Christan was taken to the police station, but denied his guilt in the murders, despite the overwhelming evidence against him. While investigating his past, the authorities recalled the mysterious death of Vladimir K. in 2014, who had died in suspiciously similar circumstances. The evidence from that case was reexamined, and the detectives reclassified it as murder, as a closer look revealed that the fire had been started deliberately, not accidentally as it was previously believed. During court testimony, multiple witnesses who had previously been afraid to come forward, such as Vladimir K.'s daughter and Alexei Emelyanov, testified about what they had seen, both pinning Christan as the assailant in their respective cases.

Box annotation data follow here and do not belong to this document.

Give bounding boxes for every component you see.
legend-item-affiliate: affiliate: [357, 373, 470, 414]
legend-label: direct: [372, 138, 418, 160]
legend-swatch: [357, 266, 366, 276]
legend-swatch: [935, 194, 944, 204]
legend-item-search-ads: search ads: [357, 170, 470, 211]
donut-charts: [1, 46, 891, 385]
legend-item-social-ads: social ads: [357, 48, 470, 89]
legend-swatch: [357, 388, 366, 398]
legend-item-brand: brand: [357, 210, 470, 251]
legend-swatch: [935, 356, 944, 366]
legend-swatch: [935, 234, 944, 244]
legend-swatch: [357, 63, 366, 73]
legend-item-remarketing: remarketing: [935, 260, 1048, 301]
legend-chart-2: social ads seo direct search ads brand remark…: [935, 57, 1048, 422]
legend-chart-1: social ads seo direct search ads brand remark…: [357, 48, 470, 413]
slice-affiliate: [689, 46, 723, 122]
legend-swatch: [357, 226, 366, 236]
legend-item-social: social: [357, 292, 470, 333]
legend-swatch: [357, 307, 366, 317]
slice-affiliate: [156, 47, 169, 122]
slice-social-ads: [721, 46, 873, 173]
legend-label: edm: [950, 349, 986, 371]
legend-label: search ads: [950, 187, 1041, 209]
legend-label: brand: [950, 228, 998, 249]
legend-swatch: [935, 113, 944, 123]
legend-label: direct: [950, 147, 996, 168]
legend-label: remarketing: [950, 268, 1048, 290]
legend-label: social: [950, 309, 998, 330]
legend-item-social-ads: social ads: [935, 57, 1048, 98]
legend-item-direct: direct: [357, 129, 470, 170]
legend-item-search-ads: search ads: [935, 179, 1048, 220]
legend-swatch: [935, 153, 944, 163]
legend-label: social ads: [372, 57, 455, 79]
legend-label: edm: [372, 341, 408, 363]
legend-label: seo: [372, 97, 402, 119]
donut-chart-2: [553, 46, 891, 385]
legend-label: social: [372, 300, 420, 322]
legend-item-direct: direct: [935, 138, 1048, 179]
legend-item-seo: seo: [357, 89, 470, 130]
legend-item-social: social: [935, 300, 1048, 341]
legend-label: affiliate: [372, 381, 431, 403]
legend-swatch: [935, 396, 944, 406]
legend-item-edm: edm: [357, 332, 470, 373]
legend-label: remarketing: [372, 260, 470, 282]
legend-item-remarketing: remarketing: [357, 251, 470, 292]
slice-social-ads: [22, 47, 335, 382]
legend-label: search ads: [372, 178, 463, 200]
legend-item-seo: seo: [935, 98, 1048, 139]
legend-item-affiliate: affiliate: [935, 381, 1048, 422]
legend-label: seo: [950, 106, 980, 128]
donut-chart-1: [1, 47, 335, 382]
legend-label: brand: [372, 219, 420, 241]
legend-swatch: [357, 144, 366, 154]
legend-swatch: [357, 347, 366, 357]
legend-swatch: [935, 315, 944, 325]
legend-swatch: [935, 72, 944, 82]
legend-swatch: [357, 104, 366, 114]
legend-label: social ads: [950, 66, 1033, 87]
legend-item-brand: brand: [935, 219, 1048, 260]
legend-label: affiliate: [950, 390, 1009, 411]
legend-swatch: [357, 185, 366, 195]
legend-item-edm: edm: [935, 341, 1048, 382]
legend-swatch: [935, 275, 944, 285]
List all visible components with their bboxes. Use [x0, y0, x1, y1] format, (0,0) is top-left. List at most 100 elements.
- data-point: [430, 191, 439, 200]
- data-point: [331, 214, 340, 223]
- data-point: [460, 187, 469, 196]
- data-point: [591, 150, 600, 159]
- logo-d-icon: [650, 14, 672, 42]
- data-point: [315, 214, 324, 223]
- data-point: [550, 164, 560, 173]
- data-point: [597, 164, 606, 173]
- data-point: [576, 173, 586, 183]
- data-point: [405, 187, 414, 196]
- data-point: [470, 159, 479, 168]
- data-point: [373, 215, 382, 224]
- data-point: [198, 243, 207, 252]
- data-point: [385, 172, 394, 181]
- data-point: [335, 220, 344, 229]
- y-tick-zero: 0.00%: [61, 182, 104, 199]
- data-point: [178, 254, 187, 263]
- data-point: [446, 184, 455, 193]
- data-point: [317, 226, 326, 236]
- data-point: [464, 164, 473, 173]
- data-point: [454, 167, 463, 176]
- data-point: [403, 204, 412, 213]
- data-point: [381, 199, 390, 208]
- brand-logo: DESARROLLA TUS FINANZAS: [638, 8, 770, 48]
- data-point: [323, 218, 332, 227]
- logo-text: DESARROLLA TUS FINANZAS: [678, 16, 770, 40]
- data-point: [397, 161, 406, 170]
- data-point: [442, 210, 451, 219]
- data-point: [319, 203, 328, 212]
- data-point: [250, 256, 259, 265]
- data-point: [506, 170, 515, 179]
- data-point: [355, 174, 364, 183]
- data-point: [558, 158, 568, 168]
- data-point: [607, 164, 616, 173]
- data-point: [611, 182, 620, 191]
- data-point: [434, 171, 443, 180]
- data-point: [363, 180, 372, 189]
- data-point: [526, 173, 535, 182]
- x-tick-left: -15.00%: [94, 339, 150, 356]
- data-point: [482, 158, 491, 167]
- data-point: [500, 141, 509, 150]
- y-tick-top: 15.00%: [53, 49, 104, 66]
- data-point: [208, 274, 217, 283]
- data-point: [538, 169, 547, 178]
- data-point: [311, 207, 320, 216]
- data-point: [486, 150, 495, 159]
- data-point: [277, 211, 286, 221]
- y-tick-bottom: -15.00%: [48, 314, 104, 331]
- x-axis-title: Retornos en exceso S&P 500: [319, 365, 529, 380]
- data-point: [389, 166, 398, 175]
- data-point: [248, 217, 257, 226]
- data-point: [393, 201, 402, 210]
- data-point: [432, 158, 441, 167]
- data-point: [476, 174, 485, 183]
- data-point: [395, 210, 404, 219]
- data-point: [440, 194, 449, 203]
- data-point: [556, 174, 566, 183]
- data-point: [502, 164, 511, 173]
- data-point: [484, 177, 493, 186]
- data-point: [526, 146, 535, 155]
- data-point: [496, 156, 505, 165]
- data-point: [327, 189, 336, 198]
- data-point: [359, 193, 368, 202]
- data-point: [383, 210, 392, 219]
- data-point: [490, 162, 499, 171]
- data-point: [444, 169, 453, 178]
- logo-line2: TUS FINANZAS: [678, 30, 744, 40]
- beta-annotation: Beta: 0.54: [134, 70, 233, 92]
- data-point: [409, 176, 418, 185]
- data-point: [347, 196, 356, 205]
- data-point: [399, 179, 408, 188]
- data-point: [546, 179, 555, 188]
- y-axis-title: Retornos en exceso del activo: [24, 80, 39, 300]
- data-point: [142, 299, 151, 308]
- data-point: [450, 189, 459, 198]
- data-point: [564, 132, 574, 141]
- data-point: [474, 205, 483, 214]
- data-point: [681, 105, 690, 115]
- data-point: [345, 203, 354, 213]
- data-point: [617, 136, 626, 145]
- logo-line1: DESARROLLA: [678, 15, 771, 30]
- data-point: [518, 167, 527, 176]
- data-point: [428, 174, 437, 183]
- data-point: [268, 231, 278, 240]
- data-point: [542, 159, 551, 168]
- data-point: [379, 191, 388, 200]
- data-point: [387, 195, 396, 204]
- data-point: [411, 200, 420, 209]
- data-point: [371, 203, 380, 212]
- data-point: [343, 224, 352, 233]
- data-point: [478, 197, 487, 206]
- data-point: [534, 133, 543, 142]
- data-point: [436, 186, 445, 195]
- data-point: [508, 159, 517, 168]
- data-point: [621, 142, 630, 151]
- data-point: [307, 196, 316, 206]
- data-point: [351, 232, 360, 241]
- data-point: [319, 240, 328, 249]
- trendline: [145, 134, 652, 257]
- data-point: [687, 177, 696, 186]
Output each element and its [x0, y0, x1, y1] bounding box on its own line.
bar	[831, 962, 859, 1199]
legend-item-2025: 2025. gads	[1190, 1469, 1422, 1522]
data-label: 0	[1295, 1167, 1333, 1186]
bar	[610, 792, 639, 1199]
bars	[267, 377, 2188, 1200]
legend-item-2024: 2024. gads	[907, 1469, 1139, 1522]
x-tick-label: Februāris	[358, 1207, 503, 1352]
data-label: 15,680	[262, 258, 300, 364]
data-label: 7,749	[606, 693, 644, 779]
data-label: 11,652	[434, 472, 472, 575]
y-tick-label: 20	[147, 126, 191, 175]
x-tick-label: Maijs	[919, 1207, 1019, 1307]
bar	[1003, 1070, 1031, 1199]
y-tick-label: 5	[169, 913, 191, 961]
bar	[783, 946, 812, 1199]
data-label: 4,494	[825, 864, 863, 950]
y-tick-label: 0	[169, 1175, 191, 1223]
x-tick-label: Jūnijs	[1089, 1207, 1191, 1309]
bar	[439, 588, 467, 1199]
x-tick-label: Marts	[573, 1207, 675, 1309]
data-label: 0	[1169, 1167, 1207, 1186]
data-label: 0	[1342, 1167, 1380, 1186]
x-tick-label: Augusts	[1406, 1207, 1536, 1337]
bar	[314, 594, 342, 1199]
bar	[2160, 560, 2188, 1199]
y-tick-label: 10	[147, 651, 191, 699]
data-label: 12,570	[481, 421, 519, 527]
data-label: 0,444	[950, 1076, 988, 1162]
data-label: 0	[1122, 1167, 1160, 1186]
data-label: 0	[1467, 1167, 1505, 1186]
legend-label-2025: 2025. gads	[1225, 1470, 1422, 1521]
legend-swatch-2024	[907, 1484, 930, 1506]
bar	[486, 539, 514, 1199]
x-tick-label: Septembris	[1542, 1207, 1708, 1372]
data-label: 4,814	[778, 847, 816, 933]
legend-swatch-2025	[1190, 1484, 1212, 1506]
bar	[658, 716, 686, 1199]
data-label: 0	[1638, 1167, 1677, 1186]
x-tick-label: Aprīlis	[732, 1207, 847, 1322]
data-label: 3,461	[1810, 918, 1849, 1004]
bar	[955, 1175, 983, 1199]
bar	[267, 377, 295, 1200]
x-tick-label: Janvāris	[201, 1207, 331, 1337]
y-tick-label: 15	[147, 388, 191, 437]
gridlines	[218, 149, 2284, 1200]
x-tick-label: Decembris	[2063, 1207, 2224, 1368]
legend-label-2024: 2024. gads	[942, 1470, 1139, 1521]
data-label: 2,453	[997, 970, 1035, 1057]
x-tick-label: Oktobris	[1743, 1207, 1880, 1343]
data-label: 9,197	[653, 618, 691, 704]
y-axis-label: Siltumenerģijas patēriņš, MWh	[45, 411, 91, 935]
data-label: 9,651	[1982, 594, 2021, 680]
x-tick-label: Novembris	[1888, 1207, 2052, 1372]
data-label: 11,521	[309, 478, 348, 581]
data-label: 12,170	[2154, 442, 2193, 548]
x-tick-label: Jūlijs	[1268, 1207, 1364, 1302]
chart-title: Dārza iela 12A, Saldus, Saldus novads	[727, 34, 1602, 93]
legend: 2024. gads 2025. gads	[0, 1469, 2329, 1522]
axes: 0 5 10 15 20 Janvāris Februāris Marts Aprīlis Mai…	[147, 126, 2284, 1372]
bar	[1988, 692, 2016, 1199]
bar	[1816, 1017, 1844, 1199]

In order to determine his sanity, Christan was ordered to undergo a psychiatric exam, but while the doctors diagnosed him with unspecified mental abnormalities, their overall conclusion was that he was fully aware of what he had done and understood the gravity of his actions. And thus, shortly after this verdict, Christan was found guilty of four murders and sentenced to life imprisonment in a strict-regime penal colony. The Deputy Prosecutor for the Leningrad Oblast, Mikhail Ustinovsky, even demanded that the killer received the death penalty due to the severity of his crimes, stating that he would be incapable of reentering civilized society if released.